Replace each class of Embarked with a uniques integer. 0 for S, 1 for C, and 2 for Q

In [72]:
# Convert the male and female groups to integer form
train["Sex"][train["Sex"] == "male"] = 0
train["Sex"][train["Sex"] == "female"] = 1

# Impute the Embarked variable
train["Embarked"] = train["Embarked"].fillna("S")

# Convert the Embarked classes to integer form
train["Embarked"][train["Embarked"] == "S"] = 0
train["Embarked"][train["Embarked"] == "C"] = 1
train["Embarked"][train["Embarked"] == "Q"] = 2

# # Print the Sex and Embarked columns
# print(train["Sex"])
# print(train["Embarked"])

## Intro to decision trees

In the previous chapter, you did all the slicing and dicing yourself to find subsets that have a higher chance of surviving. A decision tree automates this process for you and outputs a classification model or classifier.

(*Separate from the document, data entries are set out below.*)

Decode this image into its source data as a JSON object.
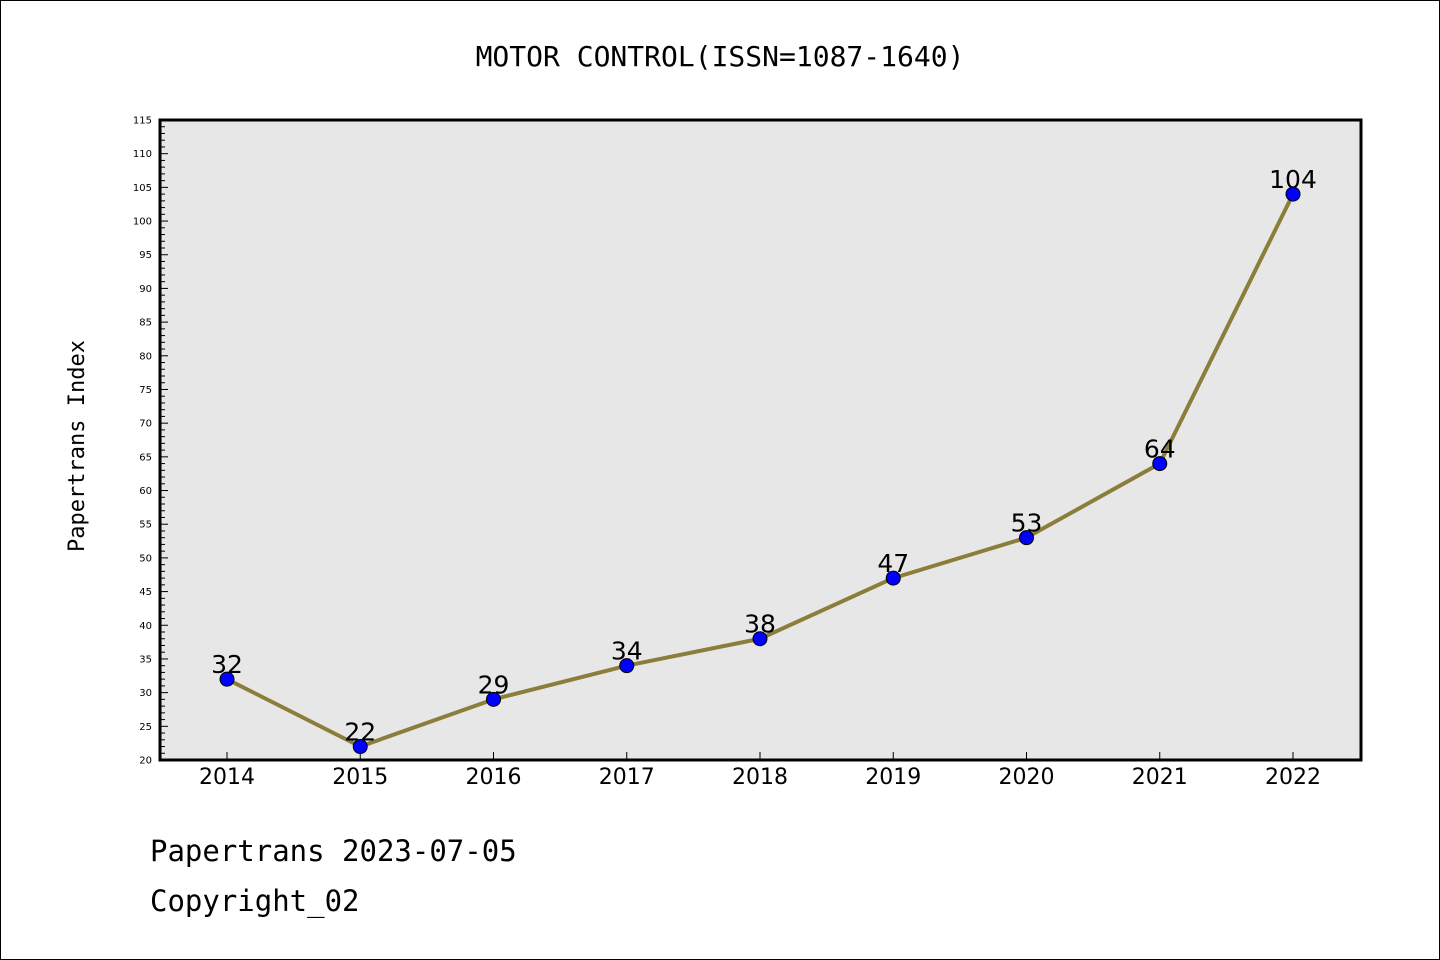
{
  "chart_data": {
    "type": "line",
    "title": "MOTOR CONTROL(ISSN=1087-1640)",
    "ylabel": "Papertrans Index",
    "xlabel": "",
    "categories": [
      "2014",
      "2015",
      "2016",
      "2017",
      "2018",
      "2019",
      "2020",
      "2021",
      "2022"
    ],
    "series": [
      {
        "values": [
          32,
          22,
          29,
          34,
          38,
          47,
          53,
          64,
          104
        ]
      }
    ],
    "data_labels": [
      "32",
      "22",
      "29",
      "34",
      "38",
      "47",
      "53",
      "64",
      "104"
    ],
    "ylim": [
      20,
      115
    ],
    "yticks": [
      20,
      25,
      30,
      35,
      40,
      45,
      50,
      55,
      60,
      65,
      70,
      75,
      80,
      85,
      90,
      95,
      100,
      105,
      110,
      115
    ],
    "ytick_labels": [
      "20",
      "25",
      "30",
      "35",
      "40",
      "45",
      "50",
      "55",
      "60",
      "65",
      "70",
      "75",
      "80",
      "85",
      "90",
      "95",
      "100",
      "105",
      "110",
      "115"
    ],
    "grid": false,
    "colors": {
      "line": "#8b7d3a",
      "marker": "#0000ff",
      "plot_background": "#e7e7e7"
    }
  },
  "footer": {
    "line1": "Papertrans 2023-07-05",
    "line2": "Copyright_02"
  }
}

Conceptually, the decision tree algorithm starts with all the data at the root node and scans all the variables for the best one to split on. Once a variable is chosen, you do the split and go down one level (or one node) and repeat. The final nodes at the bottom of the decision tree are known as terminal nodes, and the majority vote of the observations in that node determine how to predict for new observations that end up in that terminal node.

First, let's import the necessary libraries:

In [55]:
from sklearn import tree
import numpy as np